The Writers Guild of America laid out a counterproposal to the offer that agents, represented by the Association of Talent Agents, suggested on Tuesday. If the two sides are unable to come to an agreement by April 6, when the current pact expires, the nearly 20,000 writers responsible for the country’s biggest shows and movies could fire their agents en masse, throwing the entertainment industry into chaos.
This week marked the parties’ first substantive talks since rhetoric began heating up in recent months. But many industry insiders believe the chances for a new deal remain low.
“I think this is headed to court; I think a lot of this is for show,” said a legal authority on the matter who spoke on the condition of anonymity because they did not want to appear to be taking sides. “The WGA appears to be preparing for a major battle.”
The writers say they do not wish to renew the franchise agreement without significant revisions.
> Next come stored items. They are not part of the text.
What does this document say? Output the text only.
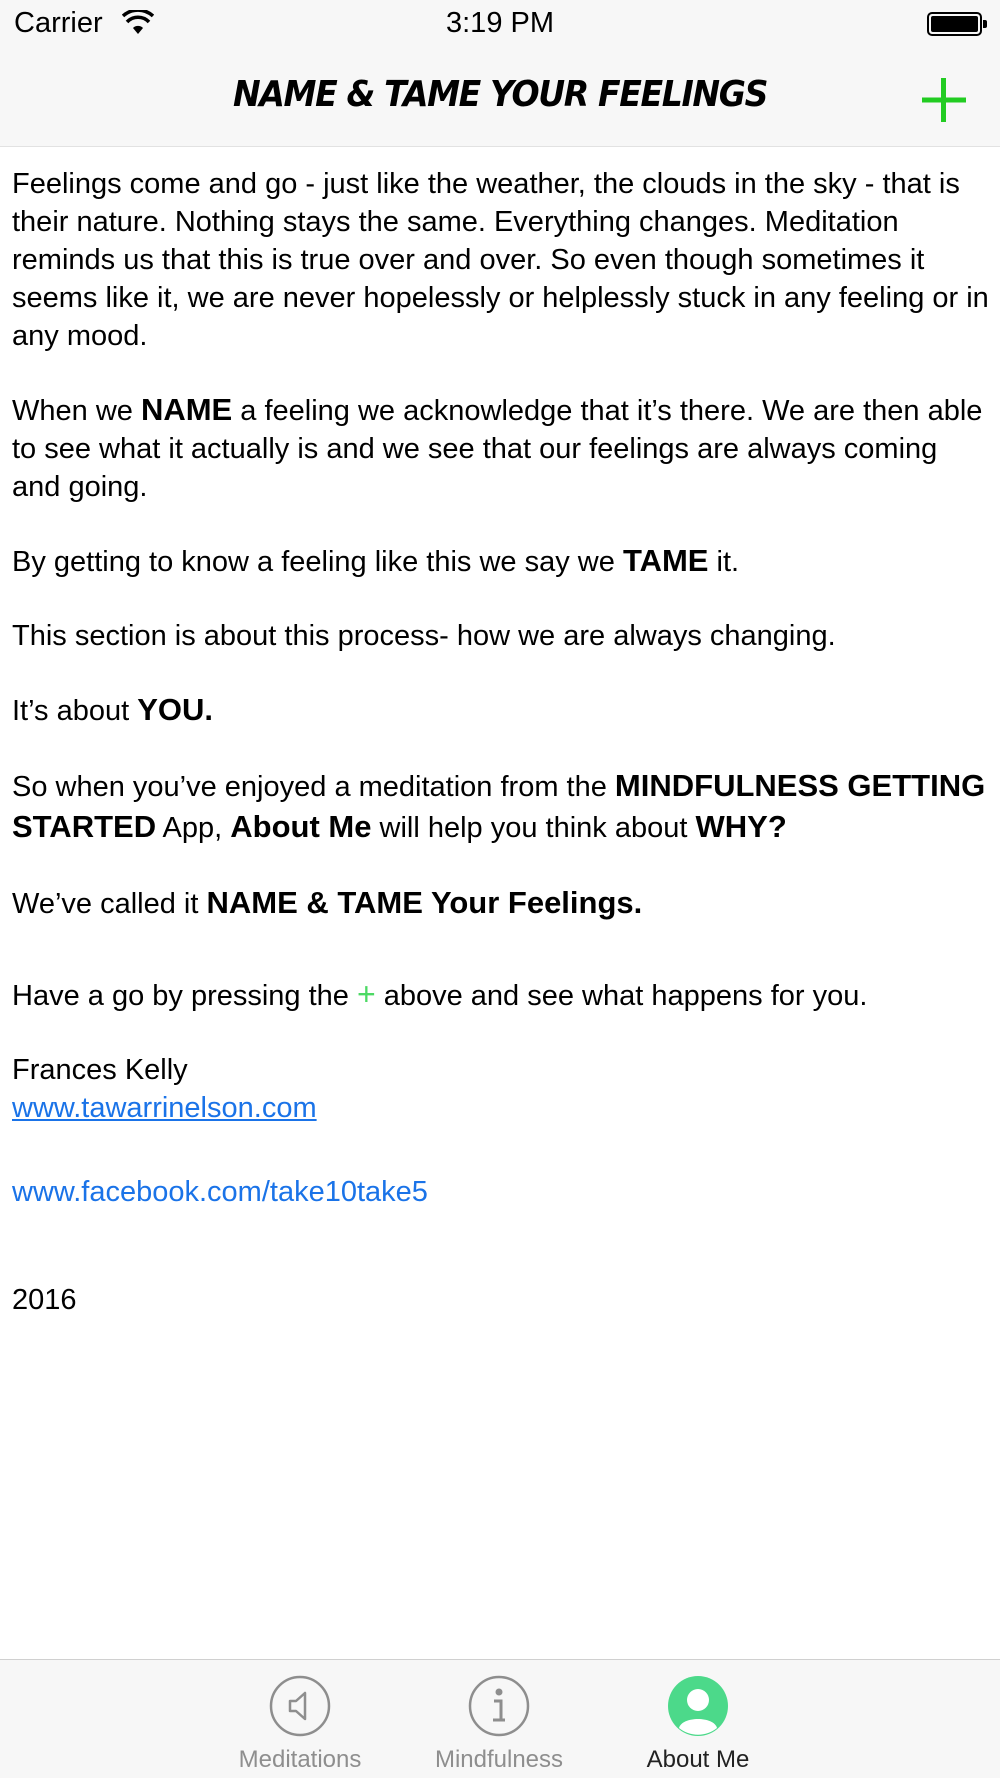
Carrier	3:19 PM
NAME & TAME YOUR FEELINGS

Feelings come and go - just like the weather, the clouds in the sky - that is their nature. Nothing stays the same. Everything changes. Meditation reminds us that this is true over and over. So even though sometimes it seems like it, we are never hopelessly or helplessly stuck in any feeling or in any mood.

When we NAME a feeling we acknowledge that it’s there. We are then able to see what it actually is and we see that our feelings are always coming and going.

By getting to know a feeling like this we say we TAME it.

This section is about this process- how we are always changing.

It’s about YOU.

So when you’ve enjoyed a meditation from the MINDFULNESS GETTING STARTED App, About Me will help you think about WHY?

We’ve called it NAME & TAME Your Feelings.

Have a go by pressing the + above and see what happens for you.

Frances Kelly

www.tawarrinelson.com

www.facebook.com/take10take5

2016

Meditations	Mindfulness	About Me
They want new units that the agencies created to function as production companies to instead be formally carved out as separate entities. At present those units exist more as extensions of the agencies, which the writers say ups the possibility for conflicts of interest.
The also want to overhaul the main ways agents collect money on writers’ work. At the moment those revenue are dominated not by standard commissions from clients but by so-called packaging fees, in which studios pay the agents for putting together the creative elements of a show. Those fees, the writers say, encourage agents to act against their own clients’ interests and also allow them to dip into a pool of revenue that should go to creators.
The agencies, particularly the so-called Big Four — CAA, WME, UTA and ICM — that are leading the fight, say that the writers are working under false assumptions. Packaging fees and new entities offer riches to both parties, they say, especially as the media companies with which they are negotiating are growing larger and more vertical.
On Tuesday, the ATA, led by president Jim Gosnell, laid out the group’s proposal. The agents suggested a process by which individual clients can opt out of packaging agreements if they choose, offering what it said was full transparency between agents and clients in the packaging process.
The WGA on Thursday essentially rejected the idea, saying that a more systemic shift was needed.
“I need to be very honest about where we stand today. While we appreciate the tenor of Jim Gosnell’s remarks on Tuesday, we disagree with most of your proposed solutions,” WGA West president David Goodman said in a statement at the meeting. “The negotiation, if it is going to succeed, cannot just be platitudes about empowering individual client choice. Choice is only a real choice if an individual writer has the power to exercise it in the face of a powerful company or agency. Very few do.”
Of the production entities, Goodman said that “the extreme conflict of interest that is embodied by agencies as producers cannot be dealt with by changing email addresses or calling entities controlled by the agency heads’ ‘affiliates.’”
In the wake of Goodman’s remarks, ATA executive director Karen Stuart released a statement disputing the WGA’s characterizations. “Unfortunately, it appears at this time that the WGA really doesn’t want to make a deal. While we appreciate their overtures in tone, they didn’t present any meaningful counter-proposals today,” she said. “The Guild’s proposals will only weaken our collective ability to continue advancing artists careers and confront the power imbalance created by the dramatic changes in the media landscape.”
The talks come after the WGA released a white paper this week that called the major agencies a “cartel” that uses its “control of talent primarily to enrich themselves.”
“[T]he major agencies’ business model is based on conflicts of interest that harm their clients and violate the law,” the paper said. “By maximizing their own profits and now the profits of their outside investors, these agencies have strayed from their core purpose of representing the interests of their clients.”
A mass firing of agents would likely not trigger an immediate stoppage of new material on television and in movie theaters. In the short term, writers can be represented by lawyers, managers and, potentially, a handful of smaller agencies that could agree to abide by the WGA’s preferred codes.
But the longer-term implications are unclear. A protracted interruption in the way Hollywood does business could lead to projects stalling and consumers seeing fewer options in their viewing choices.
The sides are scheduled to meet again Monday.